There's something sublime about seeing a race car on the street.

It's like catching a glimpse of a coyote in downtown Los Angeles or an XR400 in a lecture hall. There's something perfectly insubordinate about it.

You may know the Porsche 911 GT1 as the the car that Porsche raced at Le Mans in the 1990s. Rightly so. The 592-horsepower 3.2-liter twin-turbocharged flat-6 hellion was the stuff of legend, dueling with other wonders like the McLaren F1 GTR and the Mercedes-Benz CLK GTR. And, like those bruisers, Porsche had to build a road-going version in order to adhere to class rules. The homologation special is known as the "Straßenversion" 911 GT1.

The car in this video isn't one of those.

This particular 911 GT1 made its way to the 75th Goodwood Member's Meeting earlier this year, and Henry Hope-Frost managed to grab a ride. We're talking about the same 911 GT1 that graced the podium at the 1998 24 Hours of Daytona. As our host finds out, it doesn't take much to turn the car from track menace to road legal. Namely, swap the springs and dampers for taller, softer versions, replace the slicks with DOT legal rubber, and change out the fuel filler to accept a regular service station pump. That's all it takes.

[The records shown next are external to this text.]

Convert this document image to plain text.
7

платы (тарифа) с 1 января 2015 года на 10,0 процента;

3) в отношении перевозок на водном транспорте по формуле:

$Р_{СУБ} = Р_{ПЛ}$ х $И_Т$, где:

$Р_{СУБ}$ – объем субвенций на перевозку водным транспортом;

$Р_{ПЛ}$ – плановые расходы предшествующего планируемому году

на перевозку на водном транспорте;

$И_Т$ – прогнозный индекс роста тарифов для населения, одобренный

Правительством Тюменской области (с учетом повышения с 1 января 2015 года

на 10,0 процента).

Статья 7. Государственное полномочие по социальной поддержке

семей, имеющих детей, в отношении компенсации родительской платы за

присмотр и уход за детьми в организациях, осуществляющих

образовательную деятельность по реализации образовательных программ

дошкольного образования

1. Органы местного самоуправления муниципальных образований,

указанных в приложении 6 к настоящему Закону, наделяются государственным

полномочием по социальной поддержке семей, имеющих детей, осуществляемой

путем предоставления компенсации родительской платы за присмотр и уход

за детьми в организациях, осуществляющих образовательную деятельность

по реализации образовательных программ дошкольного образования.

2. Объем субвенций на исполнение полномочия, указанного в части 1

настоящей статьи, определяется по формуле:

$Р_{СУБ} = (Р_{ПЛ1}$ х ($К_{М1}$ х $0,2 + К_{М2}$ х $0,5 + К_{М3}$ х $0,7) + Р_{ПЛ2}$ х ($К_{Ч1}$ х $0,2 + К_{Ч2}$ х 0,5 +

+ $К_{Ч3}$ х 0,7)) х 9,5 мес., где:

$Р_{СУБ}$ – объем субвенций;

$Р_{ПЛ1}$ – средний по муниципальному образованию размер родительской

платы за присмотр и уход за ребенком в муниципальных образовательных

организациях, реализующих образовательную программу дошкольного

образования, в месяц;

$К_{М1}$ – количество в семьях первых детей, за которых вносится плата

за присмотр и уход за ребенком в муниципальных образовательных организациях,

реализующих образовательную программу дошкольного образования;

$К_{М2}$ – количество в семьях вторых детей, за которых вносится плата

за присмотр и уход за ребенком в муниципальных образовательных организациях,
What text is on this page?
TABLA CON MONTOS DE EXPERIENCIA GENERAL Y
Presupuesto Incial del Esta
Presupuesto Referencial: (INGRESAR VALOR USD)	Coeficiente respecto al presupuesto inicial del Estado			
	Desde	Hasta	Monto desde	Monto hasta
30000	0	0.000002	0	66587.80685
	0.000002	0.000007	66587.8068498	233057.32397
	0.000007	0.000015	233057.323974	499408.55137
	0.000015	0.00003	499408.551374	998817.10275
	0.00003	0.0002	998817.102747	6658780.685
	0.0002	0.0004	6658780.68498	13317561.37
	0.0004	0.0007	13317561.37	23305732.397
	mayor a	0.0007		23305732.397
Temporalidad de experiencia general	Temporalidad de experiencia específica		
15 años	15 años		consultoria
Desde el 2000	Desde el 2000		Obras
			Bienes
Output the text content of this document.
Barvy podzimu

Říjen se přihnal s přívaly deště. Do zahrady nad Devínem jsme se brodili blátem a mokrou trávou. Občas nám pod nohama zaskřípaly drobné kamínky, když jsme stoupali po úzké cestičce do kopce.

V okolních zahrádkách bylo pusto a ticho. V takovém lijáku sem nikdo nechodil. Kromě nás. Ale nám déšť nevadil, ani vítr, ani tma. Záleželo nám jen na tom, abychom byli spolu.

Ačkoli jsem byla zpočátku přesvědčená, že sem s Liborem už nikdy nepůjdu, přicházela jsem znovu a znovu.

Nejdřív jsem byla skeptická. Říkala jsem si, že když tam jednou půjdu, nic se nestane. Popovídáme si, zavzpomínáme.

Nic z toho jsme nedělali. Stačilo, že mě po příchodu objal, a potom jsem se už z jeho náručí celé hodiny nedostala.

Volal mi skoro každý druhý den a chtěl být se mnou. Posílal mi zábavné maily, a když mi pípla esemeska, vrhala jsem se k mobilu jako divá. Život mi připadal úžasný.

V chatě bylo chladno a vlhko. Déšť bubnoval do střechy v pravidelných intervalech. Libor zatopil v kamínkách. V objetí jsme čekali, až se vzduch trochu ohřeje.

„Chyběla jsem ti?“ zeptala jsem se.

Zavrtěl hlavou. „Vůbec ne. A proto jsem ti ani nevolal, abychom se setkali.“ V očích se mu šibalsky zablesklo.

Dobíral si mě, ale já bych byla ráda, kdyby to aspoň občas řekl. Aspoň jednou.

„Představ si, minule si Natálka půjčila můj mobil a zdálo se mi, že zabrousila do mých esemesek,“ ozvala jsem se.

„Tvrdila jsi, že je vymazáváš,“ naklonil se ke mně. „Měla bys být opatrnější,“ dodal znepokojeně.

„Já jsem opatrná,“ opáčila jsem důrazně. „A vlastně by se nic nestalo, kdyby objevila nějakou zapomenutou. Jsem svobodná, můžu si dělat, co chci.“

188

If seeing the car on public roads is a treat, hearing the flat-6 wail at the surrounding countryside is a bonus. The owner says there are a total of three boost settings, and said owner keeps it on the softest available for road duty.

The 911 GT1 was a stout departure from 911s of old. For starters, it was technically mid-engined, which explains the long, low shape. While the racer's front end was largely derived from the 996-generation 911, the rear-half of the car, including much of the engine architecture, borrowed extensively from Porsche's legendary 962 race cars.